In its fourth quarter of 2014, Covis expects to have revenue between $47 millions and $52 million related to the portfolio. Overall for 2014, Covis expects to have revenue between $140 million and $145 million, with a gross profit margin of approximately 90 percent.
 
“Covis’ strong commercial momentum will have an immediate and material impact on our top- and bottom-line financial results,” said Mark Thompson, CEO of Concordia. “In the longer-term, this transaction creates greater scale and diversification for Concordia, which should support the continued execution of our aggressive growth plans,” adding that Concordia believes it can integrate the portfolio it is acquiring into its existing business and leverage its existing infrastructure.

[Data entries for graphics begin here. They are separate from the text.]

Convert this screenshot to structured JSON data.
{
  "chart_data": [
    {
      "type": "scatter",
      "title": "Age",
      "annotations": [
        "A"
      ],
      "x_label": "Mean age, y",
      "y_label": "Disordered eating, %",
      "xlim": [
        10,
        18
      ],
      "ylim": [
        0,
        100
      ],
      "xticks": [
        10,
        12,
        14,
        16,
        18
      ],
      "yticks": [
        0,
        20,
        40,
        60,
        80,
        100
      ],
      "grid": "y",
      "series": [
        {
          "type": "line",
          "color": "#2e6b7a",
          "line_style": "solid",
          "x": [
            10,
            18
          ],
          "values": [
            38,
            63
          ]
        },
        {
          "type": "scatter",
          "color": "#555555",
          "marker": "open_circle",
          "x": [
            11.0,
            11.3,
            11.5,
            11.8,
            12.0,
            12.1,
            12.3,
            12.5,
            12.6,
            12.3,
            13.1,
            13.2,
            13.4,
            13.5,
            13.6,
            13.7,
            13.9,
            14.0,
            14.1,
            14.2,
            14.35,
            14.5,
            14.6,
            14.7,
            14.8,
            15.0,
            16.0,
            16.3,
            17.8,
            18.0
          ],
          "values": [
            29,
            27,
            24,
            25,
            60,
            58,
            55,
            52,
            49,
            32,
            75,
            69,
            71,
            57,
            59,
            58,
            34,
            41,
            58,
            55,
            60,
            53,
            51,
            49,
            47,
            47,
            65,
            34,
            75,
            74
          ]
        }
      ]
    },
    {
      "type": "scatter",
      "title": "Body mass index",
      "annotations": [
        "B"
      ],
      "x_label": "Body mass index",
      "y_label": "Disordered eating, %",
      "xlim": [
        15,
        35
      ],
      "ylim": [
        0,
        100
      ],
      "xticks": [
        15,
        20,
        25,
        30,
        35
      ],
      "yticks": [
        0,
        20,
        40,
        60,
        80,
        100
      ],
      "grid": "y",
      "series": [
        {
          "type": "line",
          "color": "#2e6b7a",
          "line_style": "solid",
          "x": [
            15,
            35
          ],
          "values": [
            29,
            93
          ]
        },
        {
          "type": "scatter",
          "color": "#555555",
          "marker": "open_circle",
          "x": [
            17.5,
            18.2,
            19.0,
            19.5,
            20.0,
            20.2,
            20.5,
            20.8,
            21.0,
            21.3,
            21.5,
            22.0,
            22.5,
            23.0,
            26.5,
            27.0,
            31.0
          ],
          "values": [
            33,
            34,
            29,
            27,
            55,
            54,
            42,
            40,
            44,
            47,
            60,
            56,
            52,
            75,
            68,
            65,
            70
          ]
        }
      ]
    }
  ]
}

Through the elimination of redundant distribution and various expenses, Concordia expects to recognize immediate synergies of approximately $20 million.
 
Joseph Walewicz, an analyst with Laurentian Bank Securities—who was bullish about the deal and maintained a "Buy" rating in a note to investors—and Douglas Cooper, an analyst with Beacon Securities Ltd. interviewed by Bloomberg Business, made a point of noting that this deal pretty much doubles Concordia's size.
 
The acquisition is structured as an all-cash transaction with a purchase price of $1.2 billion for the portfolio being acquired. Concordia plans to pay for the acquisition through a mix of term loans, bonds and equity. The company is targeting leverage to be below 5x at the closing of the acquisition and expects net leverage to fall to approximately 3x by year-end 2016. The transaction is expected to be more than 50-percent accretive to Concordia’s adjusted earning per share in 2015. The acquisition is expected to close in the second quarter of 2015.
 
Concordia’s primary focus is on legacy pharmaceutical products, orphan drugs and medical devices for the treatment of people with diabetes. Concordia’s legacy pharmaceutical division, Concordia Pharmaceuticals Inc., consists of the ADHD treatment Kapvay (clonidine extended release tablets), head lice treatment Ulesfia (benzyl alcohol), asthma-related medication Orapred ODT (prednisolone sodium phosphate orally disintegrating tablets), irritable bowel syndrome treatment Donnatal (belladonna alkaloids, phenobarbital) and Zonegran (zonisamide) for treatment of partial seizures in adults with epilepsy. Concordia’s specialty healthcare distribution  division, Complete Medical Homecare, distributes medical supplies targeting diabetes and related conditions. Concordia’s orphan drugs division, Concordia Laboratories Inc., manufactures Photofrin, which is marketed by Pinnacle Biologics Inc. in the United States.
 
Covis Pharma S.à.r.l. and Covis Injectables S.à r.l., headquartered in Zug, Switzerland, are subsidiaries of Covis Pharma Holdings S.à r.l., a global specialty pharmaceutical company that will continue operating as a specialty pharmaceutical business following consummation of the transaction.